The New York Times
December 1, 2016
LONDON — At least 350 people have come forward to report abuse at the hands of youth soccer coaches in Britain over the past two weeks, the police said Thursday, deepening a child sexual abuse scandal that has engulfed English soccer.
The scandal emerged last month after at least six former professional players publicly said they had been molested as boys in youth programs.

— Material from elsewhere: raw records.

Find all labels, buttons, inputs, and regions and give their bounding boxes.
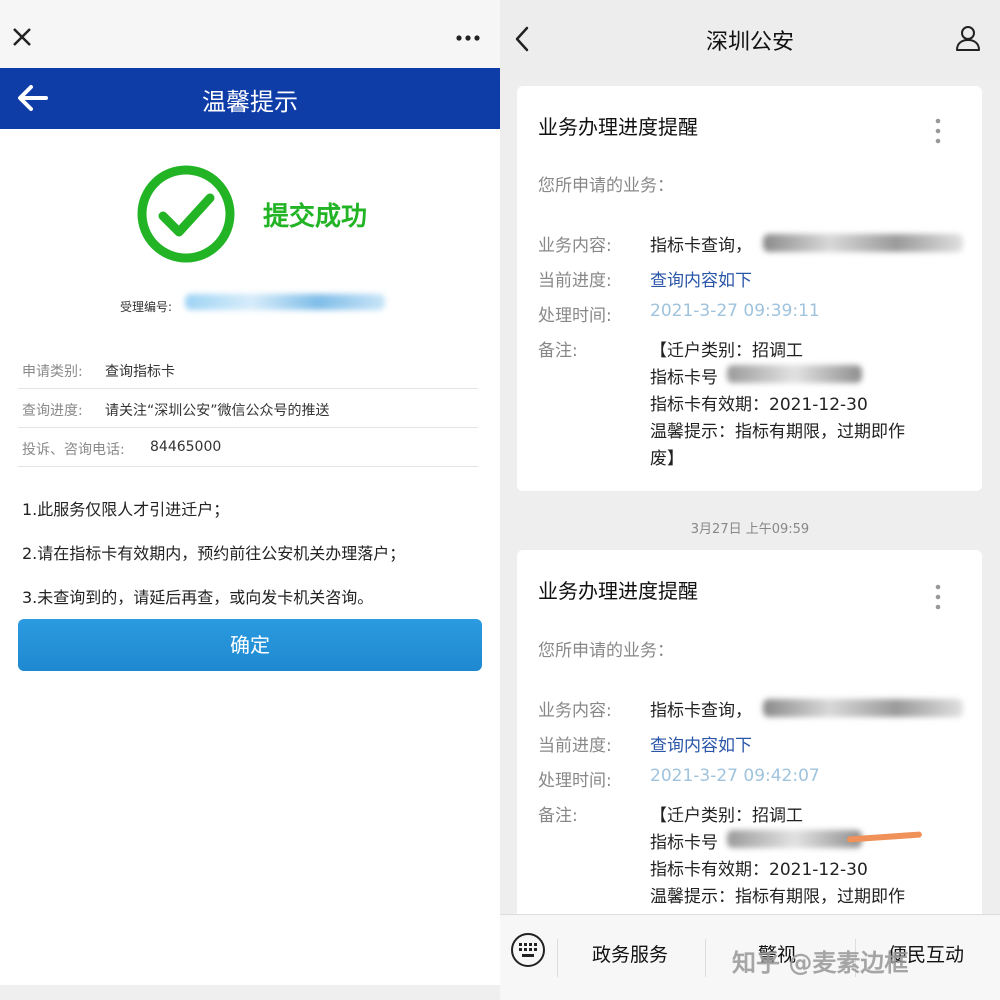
remark-line: 指标卡号	[650, 368, 718, 388]
card-subtitle: 您所申请的业务：	[538, 641, 674, 661]
info-value-progress: 请关注“深圳公安”微信公众号的推送	[105, 403, 330, 419]
time-label: 处理时间:	[538, 306, 612, 326]
page-header: 温馨提示	[0, 68, 500, 129]
progress-card[interactable]: 业务办理进度提醒 您所申请的业务： 业务内容: 指标卡查询， 当前进度: 查询内…	[517, 86, 982, 491]
bottom-strip	[0, 985, 500, 1000]
content-label: 业务内容:	[538, 701, 612, 721]
info-value-category: 查询指标卡	[105, 364, 175, 380]
info-label-category: 申请类别:	[22, 364, 83, 380]
remark-line: 指标卡号	[650, 833, 718, 853]
remark-line: 指标卡有效期：2021-12-30	[650, 860, 868, 880]
remark-line: 温馨提示：指标有期限，过期即作	[650, 422, 905, 442]
remark-label: 备注:	[538, 806, 578, 826]
remark-line: 温馨提示：指标有期限，过期即作	[650, 887, 905, 907]
chat-topbar: 深圳公安	[500, 0, 1000, 80]
menu-item-government-service[interactable]: 政务服务	[592, 940, 668, 967]
info-label-phone: 投诉、咨询电话:	[22, 442, 125, 458]
time-value: 2021-3-27 09:42:07	[650, 766, 820, 786]
content-label: 业务内容:	[538, 236, 612, 256]
progress-label: 当前进度:	[538, 736, 612, 756]
more-vertical-icon[interactable]	[935, 584, 941, 610]
progress-card[interactable]: 业务办理进度提醒 您所申请的业务： 业务内容: 指标卡查询， 当前进度: 查询内…	[517, 550, 982, 934]
close-icon[interactable]	[10, 25, 34, 49]
receipt-number-label: 受理编号:	[120, 300, 173, 314]
content-redacted	[763, 234, 963, 252]
divider	[18, 388, 478, 389]
content-redacted	[763, 699, 963, 717]
remark-line: 【迁户类别：招调工	[650, 341, 803, 361]
divider	[18, 427, 478, 428]
left-panel: 温馨提示 提交成功 受理编号: 申请类别: 查询指标卡 查询进度: 请关注“深圳…	[0, 0, 500, 1000]
remark-line: 【迁户类别：招调工	[650, 806, 803, 826]
remark-label: 备注:	[538, 341, 578, 361]
separator	[705, 939, 706, 977]
info-value-phone: 84465000	[150, 439, 222, 455]
progress-link[interactable]: 查询内容如下	[650, 266, 752, 291]
confirm-button[interactable]: 确定	[18, 619, 482, 671]
card-title: 业务办理进度提醒	[538, 115, 698, 139]
divider	[18, 466, 478, 467]
receipt-number-redacted	[185, 294, 385, 310]
remark-line: 废】	[650, 449, 684, 469]
content-value: 指标卡查询，	[650, 236, 752, 256]
message-timestamp: 3月27日 上午09:59	[690, 522, 810, 537]
success-check-icon	[136, 164, 236, 264]
keyboard-icon[interactable]	[510, 932, 546, 968]
card-number-redacted	[727, 365, 862, 383]
card-title: 业务办理进度提醒	[538, 579, 698, 603]
time-label: 处理时间:	[538, 771, 612, 791]
right-panel: 深圳公安 业务办理进度提醒 您所申请的业务： 业务内容: 指标卡查询， 当前进度…	[500, 0, 1000, 1000]
time-value: 2021-3-27 09:39:11	[650, 301, 820, 321]
success-status-text: 提交成功	[263, 202, 368, 232]
separator	[557, 939, 558, 977]
page-title: 温馨提示	[202, 88, 298, 116]
note-1: 1.此服务仅限人才引进迁户；	[22, 500, 230, 519]
watermark: 知乎 @麦素边框	[732, 949, 909, 977]
note-2: 2.请在指标卡有效期内，预约前往公安机关办理落户；	[22, 544, 406, 563]
more-vertical-icon[interactable]	[935, 118, 941, 144]
progress-link[interactable]: 查询内容如下	[650, 731, 752, 756]
info-label-progress: 查询进度:	[22, 403, 83, 419]
content-value: 指标卡查询，	[650, 701, 752, 721]
card-number-redacted	[727, 830, 862, 848]
chat-title: 深圳公安	[705, 30, 794, 55]
profile-icon[interactable]	[954, 24, 982, 52]
note-3: 3.未查询到的，请延后再查，或向发卡机关咨询。	[22, 588, 374, 607]
more-icon[interactable]	[455, 34, 481, 42]
remark-line: 指标卡有效期：2021-12-30	[650, 395, 868, 415]
progress-label: 当前进度:	[538, 271, 612, 291]
browser-topbar	[0, 0, 500, 68]
bottom-menu-bar: 政务服务 警视 便民互动 知乎 @麦素边框	[500, 914, 1000, 1000]
card-subtitle: 您所申请的业务：	[538, 176, 674, 196]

The head of the English soccer players’ union last week said at least 20 more former players had come forward, many of them privately.

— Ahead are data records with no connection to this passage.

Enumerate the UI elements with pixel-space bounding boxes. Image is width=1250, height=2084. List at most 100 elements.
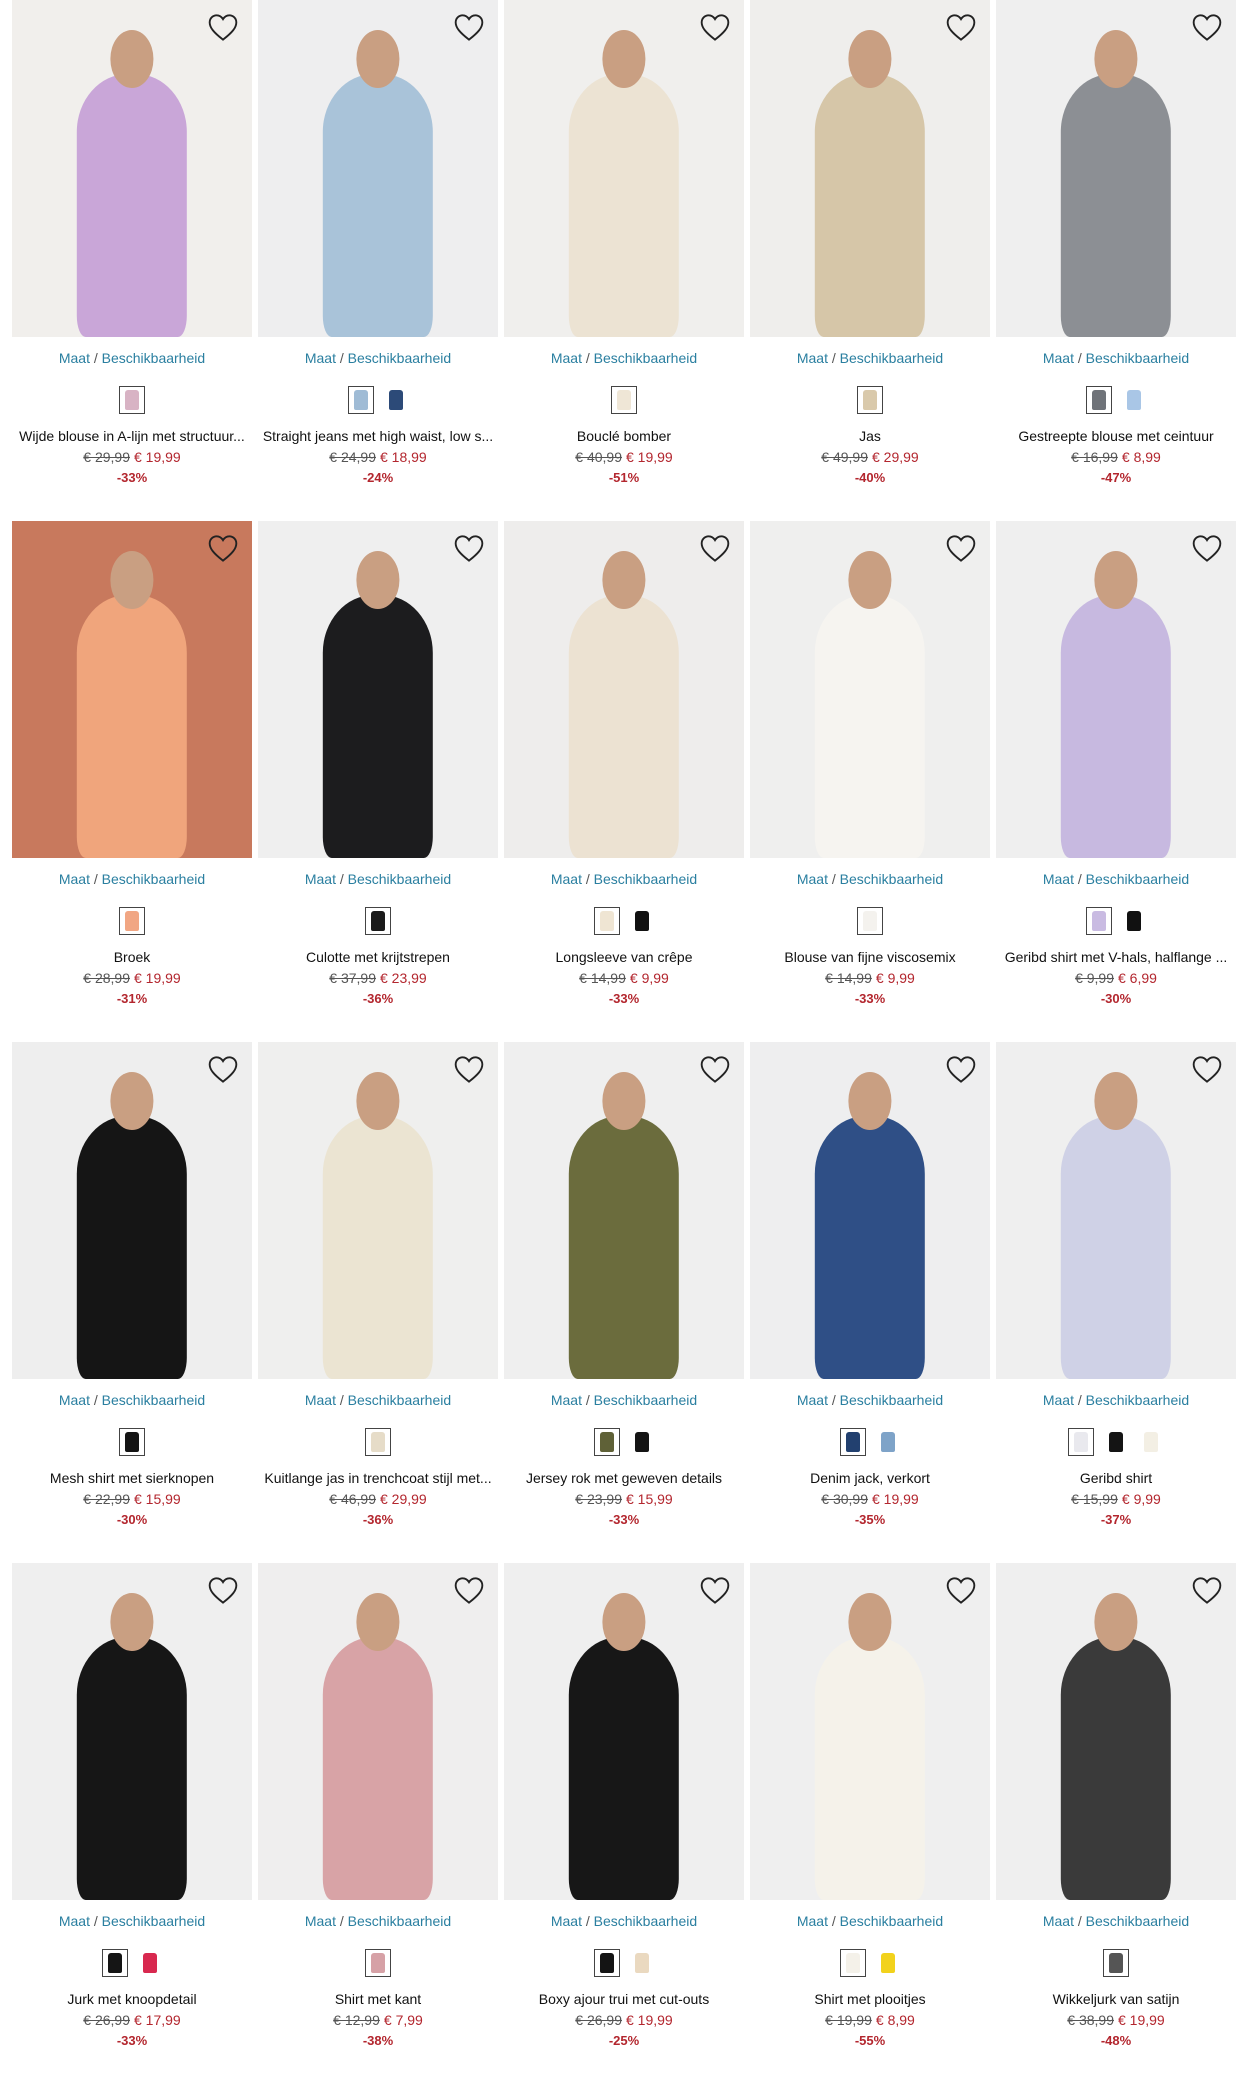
product-image[interactable] <box>504 521 744 858</box>
size-availability-link[interactable]: Maat / Beschikbaarheid <box>750 1391 990 1409</box>
product-name[interactable]: Shirt met plooitjes <box>750 1990 990 2008</box>
product-card[interactable]: Maat / Beschikbaarheid Mesh shirt met sie… <box>12 1042 252 1563</box>
size-availability-link[interactable]: Maat / Beschikbaarheid <box>504 349 744 367</box>
product-card[interactable]: Maat / Beschikbaarheid Longsleeve van crê… <box>504 521 744 1042</box>
color-swatch[interactable] <box>365 1428 391 1456</box>
product-image[interactable] <box>996 0 1236 337</box>
product-name[interactable]: Geribd shirt met V-hals, halflange ... <box>996 948 1236 966</box>
size-availability-link[interactable]: Maat / Beschikbaarheid <box>750 349 990 367</box>
color-swatch[interactable] <box>629 907 655 935</box>
wishlist-heart-icon[interactable] <box>1190 10 1224 44</box>
color-swatch[interactable] <box>593 907 620 935</box>
product-card[interactable]: Maat / Beschikbaarheid Geribd shirt met V… <box>996 521 1236 1042</box>
wishlist-heart-icon[interactable] <box>1190 1052 1224 1086</box>
product-card[interactable]: Maat / Beschikbaarheid Straight jeans met… <box>258 0 498 521</box>
size-availability-link[interactable]: Maat / Beschikbaarheid <box>12 349 252 367</box>
product-name[interactable]: Wikkeljurk van satijn <box>996 1990 1236 2008</box>
product-image[interactable] <box>258 1042 498 1379</box>
color-swatch[interactable] <box>119 1428 145 1456</box>
product-image[interactable] <box>996 521 1236 858</box>
product-name[interactable]: Blouse van fijne viscosemix <box>750 948 990 966</box>
wishlist-heart-icon[interactable] <box>944 1573 978 1607</box>
product-image[interactable] <box>750 1042 990 1379</box>
product-card[interactable]: Maat / Beschikbaarheid Jurk met knoopdeta… <box>12 1563 252 2084</box>
product-image[interactable] <box>12 521 252 858</box>
color-swatch[interactable] <box>365 1949 391 1977</box>
wishlist-heart-icon[interactable] <box>698 10 732 44</box>
product-image[interactable] <box>996 1563 1236 1900</box>
product-card[interactable]: Maat / Beschikbaarheid Gestreepte blouse … <box>996 0 1236 521</box>
product-image[interactable] <box>504 1563 744 1900</box>
size-availability-link[interactable]: Maat / Beschikbaarheid <box>996 349 1236 367</box>
color-swatch[interactable] <box>101 1949 128 1977</box>
size-availability-link[interactable]: Maat / Beschikbaarheid <box>504 1912 744 1930</box>
wishlist-heart-icon[interactable] <box>452 10 486 44</box>
color-swatch[interactable] <box>629 1949 655 1977</box>
product-name[interactable]: Longsleeve van crêpe <box>504 948 744 966</box>
color-swatch[interactable] <box>857 386 883 414</box>
product-image[interactable] <box>258 1563 498 1900</box>
wishlist-heart-icon[interactable] <box>206 10 240 44</box>
product-image[interactable] <box>750 0 990 337</box>
product-card[interactable]: Maat / Beschikbaarheid Jas € 49,99 € 29,99 -… <box>750 0 990 521</box>
color-swatch[interactable] <box>119 386 145 414</box>
size-availability-link[interactable]: Maat / Beschikbaarheid <box>996 870 1236 888</box>
product-name[interactable]: Mesh shirt met sierknopen <box>12 1469 252 1487</box>
product-card[interactable]: Maat / Beschikbaarheid Denim jack, verkor… <box>750 1042 990 1563</box>
wishlist-heart-icon[interactable] <box>206 1573 240 1607</box>
wishlist-heart-icon[interactable] <box>944 531 978 565</box>
color-swatch[interactable] <box>629 1428 655 1456</box>
color-swatch[interactable] <box>1103 1428 1129 1456</box>
color-swatch[interactable] <box>1138 1428 1164 1456</box>
color-swatch[interactable] <box>1085 386 1112 414</box>
product-card[interactable]: Maat / Beschikbaarheid Bouclé bomber € 40,… <box>504 0 744 521</box>
size-availability-link[interactable]: Maat / Beschikbaarheid <box>750 870 990 888</box>
size-availability-link[interactable]: Maat / Beschikbaarheid <box>504 1391 744 1409</box>
size-availability-link[interactable]: Maat / Beschikbaarheid <box>504 870 744 888</box>
product-image[interactable] <box>12 0 252 337</box>
product-name[interactable]: Geribd shirt <box>996 1469 1236 1487</box>
size-availability-link[interactable]: Maat / Beschikbaarheid <box>996 1391 1236 1409</box>
wishlist-heart-icon[interactable] <box>452 1052 486 1086</box>
wishlist-heart-icon[interactable] <box>698 1573 732 1607</box>
product-card[interactable]: Maat / Beschikbaarheid Kuitlange jas in t… <box>258 1042 498 1563</box>
color-swatch[interactable] <box>593 1949 620 1977</box>
color-swatch[interactable] <box>593 1428 620 1456</box>
wishlist-heart-icon[interactable] <box>1190 1573 1224 1607</box>
product-image[interactable] <box>750 1563 990 1900</box>
size-availability-link[interactable]: Maat / Beschikbaarheid <box>12 870 252 888</box>
wishlist-heart-icon[interactable] <box>698 531 732 565</box>
product-name[interactable]: Denim jack, verkort <box>750 1469 990 1487</box>
color-swatch[interactable] <box>875 1428 901 1456</box>
color-swatch[interactable] <box>137 1949 163 1977</box>
size-availability-link[interactable]: Maat / Beschikbaarheid <box>12 1391 252 1409</box>
product-image[interactable] <box>258 521 498 858</box>
product-name[interactable]: Jersey rok met geweven details <box>504 1469 744 1487</box>
product-name[interactable]: Wijde blouse in A-lijn met structuur... <box>12 427 252 445</box>
size-availability-link[interactable]: Maat / Beschikbaarheid <box>258 349 498 367</box>
product-image[interactable] <box>12 1563 252 1900</box>
product-card[interactable]: Maat / Beschikbaarheid Culotte met krijts… <box>258 521 498 1042</box>
color-swatch[interactable] <box>1068 1428 1094 1456</box>
product-card[interactable]: Maat / Beschikbaarheid Jersey rok met gew… <box>504 1042 744 1563</box>
color-swatch[interactable] <box>1121 907 1147 935</box>
product-name[interactable]: Shirt met kant <box>258 1990 498 2008</box>
color-swatch[interactable] <box>875 1949 901 1977</box>
size-availability-link[interactable]: Maat / Beschikbaarheid <box>12 1912 252 1930</box>
wishlist-heart-icon[interactable] <box>452 531 486 565</box>
product-name[interactable]: Jas <box>750 427 990 445</box>
color-swatch[interactable] <box>1085 907 1112 935</box>
product-card[interactable]: Maat / Beschikbaarheid Wijde blouse in A-… <box>12 0 252 521</box>
product-card[interactable]: Maat / Beschikbaarheid Wikkeljurk van sat… <box>996 1563 1236 2084</box>
color-swatch[interactable] <box>365 907 391 935</box>
wishlist-heart-icon[interactable] <box>944 10 978 44</box>
product-card[interactable]: Maat / Beschikbaarheid Broek € 28,99 € 19,9… <box>12 521 252 1042</box>
size-availability-link[interactable]: Maat / Beschikbaarheid <box>750 1912 990 1930</box>
wishlist-heart-icon[interactable] <box>944 1052 978 1086</box>
size-availability-link[interactable]: Maat / Beschikbaarheid <box>258 1391 498 1409</box>
product-card[interactable]: Maat / Beschikbaarheid Blouse van fijne v… <box>750 521 990 1042</box>
product-image[interactable] <box>996 1042 1236 1379</box>
color-swatch[interactable] <box>383 386 409 414</box>
wishlist-heart-icon[interactable] <box>452 1573 486 1607</box>
product-name[interactable]: Gestreepte blouse met ceintuur <box>996 427 1236 445</box>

The National Police Chiefs’ Council on Thursday said police forces had received a “significant” amount of calls since those first public revelations, and a children’s charity for victims of abuse said a new telephone help line it had set up had received 860 calls in its first week, 60 of which were referred to the police or to social services.
The 350 figure cited by the National Police Chiefs’ Council is based on existing investigations as well as the referrals from the help line, officials said. At that size, the scale of the accusations may be even greater than those involving the British television celebrity Jimmy Savile, who, after his death, was found to have sexually abused 72 people, including children.
Peter Wanless, the charity’s chief executive, said the number of soccer players speaking out had caught the entire nation’s attention. “We have had a staggering surge in calls to our football hotline, which reveals the worrying extent of abuse that had been going on within the sport,” he said in a statement.
David Eatock, 40, a former Newcastle United player, became the latest to speak out, telling the BBC on Thursday that he had been groomed between 18 and 21 by the coach George Ormond, who was convicted in 2002 of assaulting seven boys.
Sixteen police forces across Britain are investigating accusations of past and present sexual abuse in soccer, and several clubs are conducting their own investigations. The London team Chelsea confirmed Tuesday that it had hired a law firm to investigate “an individual employed by the club in the 1970s who is now deceased.”
The Football Association, the body that governs soccer in England, which had stayed largely silent when the initial accusations were made, is conducting its own investigation. It has appointed Kate Gallafent, a lawyer with experience in sexual abuse cases, to oversee it. A number of clubs, including Newcastle United, Manchester City and Leeds United, have said they will help the police with their investigations.
The scandal grew out of an interview with Andy Woodward, a former player with the lower-league Crewe Alexandra, that was published by The Guardian on Nov. 16. In the article, Woodward said he had been sexually abused by a former coach, Barry Bennell. Bennell worked as a scout and coach for a number of clubs, including Crewe, across England’s North West during the 1980s.
Woodward, now 43, said the abuse began when he was 11 and was invited to stay at Bennell’s house. He said Bennell had silenced him during the years of abuse with threats of further violence and of undermining his prospective soccer career.
Woodward said Crewe had failed in its “duty to protect” those children under its care. Four more former players have since said they had been victims of Bennell.
This week, Bennell was charged with eight counts of child sexual assault for offenses committed between 1981 and 1985.